Consider the Polyglot Soda: shochu meets tea—and mint-infused Stranger & Sons as well as house-made dry vermouth rose. Or the Bloody Paw Paw: celery-infused vodka stirred with fresh papaya and yellow bell pepper mix, and citrus.
Beverage director and San Francisco native Darren Crawford (pictured) spins the lack of ingredients available locally to his advantage.The vast repertoire of house bitters includes clove, grapefruit and celery.
Every drink has at least two-three in-house elements. The Doucai has KOKO’s heady chrysanthemum liqueur; Cuju has the deep vanilla of anantmool (Indian sarsaparilla) liqueur with pomegranate molasses and cherry bitters.
The bar menu betrays a penchant for using familiar locally sourced ingredients in new ways. One section of the cocktail menu is inspired by the elements, with drinks named Petrichor, Gravity and Blazed featuring tulsi, raw turmeric, and bael and port wine syrup.
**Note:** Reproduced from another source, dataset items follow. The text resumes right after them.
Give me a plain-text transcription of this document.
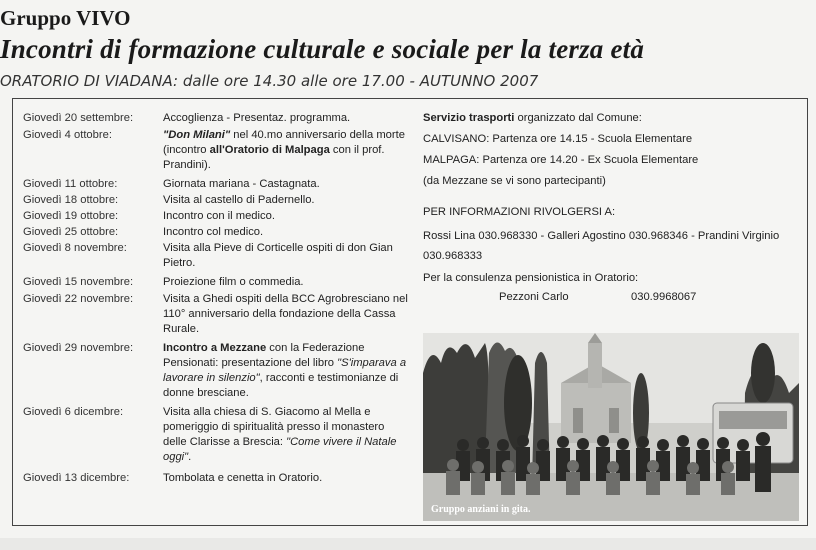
Gruppo VIVO
Incontri di formazione culturale e sociale per la terza età
ORATORIO DI VIADANA: dalle ore 14.30 alle ore 17.00 - AUTUNNO 2007
Giovedì 20 settembre:	Accoglienza - Presentaz. programma.
Giovedì 4 ottobre:	"Don Milani" nel 40.mo anniversario della morte (incontro all'Oratorio di Malpaga con il prof. Prandini).
Giovedì 11 ottobre:	Giornata mariana - Castagnata.
Giovedì 18 ottobre:	Visita al castello di Padernello.
Giovedì 19 ottobre:	Incontro con il medico.
Giovedì 25 ottobre:	Incontro col medico.
Giovedì 8 novembre:	Visita alla Pieve di Corticelle ospiti di don Gian Pietro.
Giovedì 15 novembre:	Proiezione film o commedia.
Giovedì 22 novembre:	Visita a Ghedi ospiti della BCC Agrobresciano nel 110° anniversario della fondazione della Cassa Rurale.
Giovedì 29 novembre:	Incontro a Mezzane con la Federazione Pensionati: presentazione del libro "S'imparava a lavorare in silenzio", racconti e testimonianze di donne bresciane.
Giovedì 6 dicembre:	Visita alla chiesa di S. Giacomo al Mella e pomeriggio di spiritualità presso il monastero delle Clarisse a Brescia: "Come vivere il Natale oggi".
Giovedì 13 dicembre:	Tombolata e cenetta in Oratorio.

Servizio trasporti organizzato dal Comune:

CALVISANO: Partenza ore 14.15 - Scuola Elementare

MALPAGA: Partenza ore 14.20 - Ex Scuola Elementare

(da Mezzane se vi sono partecipanti)

PER INFORMAZIONI RIVOLGERSI A:

Rossi Lina 030.968330 - Galleri Agostino 030.968346 - Prandini Virginio 030.968333

Per la consulenza pensionistica in Oratorio:

Pezzoni Carlo	030.9968067
Gruppo anziani in gita.
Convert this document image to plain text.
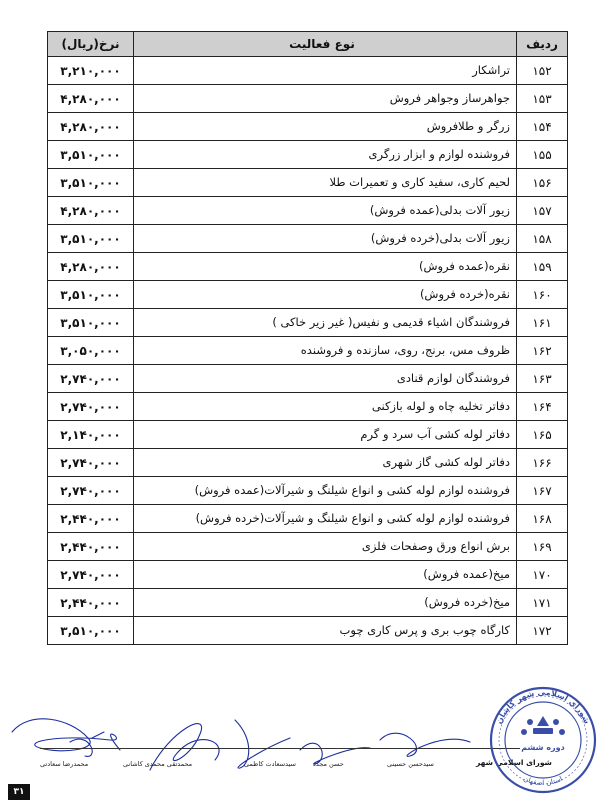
ردیف	نوع فعالیت	نرخ(ریال)
۱۵۲	تراشکار	۳,۲۱۰,۰۰۰
۱۵۳	جواهرساز وجواهر فروش	۴,۲۸۰,۰۰۰
۱۵۴	زرگر و طلافروش	۴,۲۸۰,۰۰۰
۱۵۵	فروشنده لوازم و ابزار زرگری	۳,۵۱۰,۰۰۰
۱۵۶	لحیم کاری، سفید کاری و تعمیرات طلا	۳,۵۱۰,۰۰۰
۱۵۷	زیور آلات بدلی(عمده فروش)	۴,۲۸۰,۰۰۰
۱۵۸	زیور آلات بدلی(خرده فروش)	۳,۵۱۰,۰۰۰
۱۵۹	نقره(عمده فروش)	۴,۲۸۰,۰۰۰
۱۶۰	نقره(خرده فروش)	۳,۵۱۰,۰۰۰
۱۶۱	فروشندگان اشیاء قدیمی و نفیس( غیر زیر خاکی )	۳,۵۱۰,۰۰۰
۱۶۲	ظروف مس، برنج، روی، سازنده و فروشنده	۳,۰۵۰,۰۰۰
۱۶۳	فروشندگان لوازم قنادی	۲,۷۴۰,۰۰۰
۱۶۴	دفاتر تخلیه چاه و لوله بازکنی	۲,۷۴۰,۰۰۰
۱۶۵	دفاتر لوله کشی آب سرد و گرم	۲,۱۴۰,۰۰۰
۱۶۶	دفاتر لوله کشی گاز شهری	۲,۷۴۰,۰۰۰
۱۶۷	فروشنده لوازم لوله کشی و انواع شیلنگ و شیرآلات(عمده فروش)	۲,۷۴۰,۰۰۰
۱۶۸	فروشنده لوازم لوله کشی و انواع شیلنگ و شیرآلات(خرده فروش)	۲,۴۴۰,۰۰۰
۱۶۹	برش انواع ورق وصفحات فلزی	۲,۴۴۰,۰۰۰
۱۷۰	میخ(عمده فروش)	۲,۷۴۰,۰۰۰
۱۷۱	میخ(خرده فروش)	۲,۴۴۰,۰۰۰
۱۷۲	کارگاه چوب بری و پرس کاری چوب	۳,۵۱۰,۰۰۰
محمدرضا سعادتی	محمدتقی محمدی کاشانی	سیدسعادت کاظمی	حسن مجدد	سیدحسن حسینی	شورای اسلامی شهر
شورای اسلامی شهر کاشان
استان اصفهان
دوره ششم
۳۱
The bar’s latest menu features eight cocktails, each celebrating Indian sea creatures, encouraging tipplers to drink like fish. Kokum Stings has kokum-infused rum, curry leaves and ginger; Not A Bloody Mary has pickle juice, tomato water and chorizo in gin; Muggsy’s Magic mixes smoked pineapple and egg white in whisky.
Qualia’s menu celebrates the local and the seasonal in fresh combinations. Refreshing, highly quaffable drinks feature fermented tomatoes (in the Q Mary), frankincense (in the Red Smoke), and smoked pineapple and Bhavnagri chillies (in Over The Wall).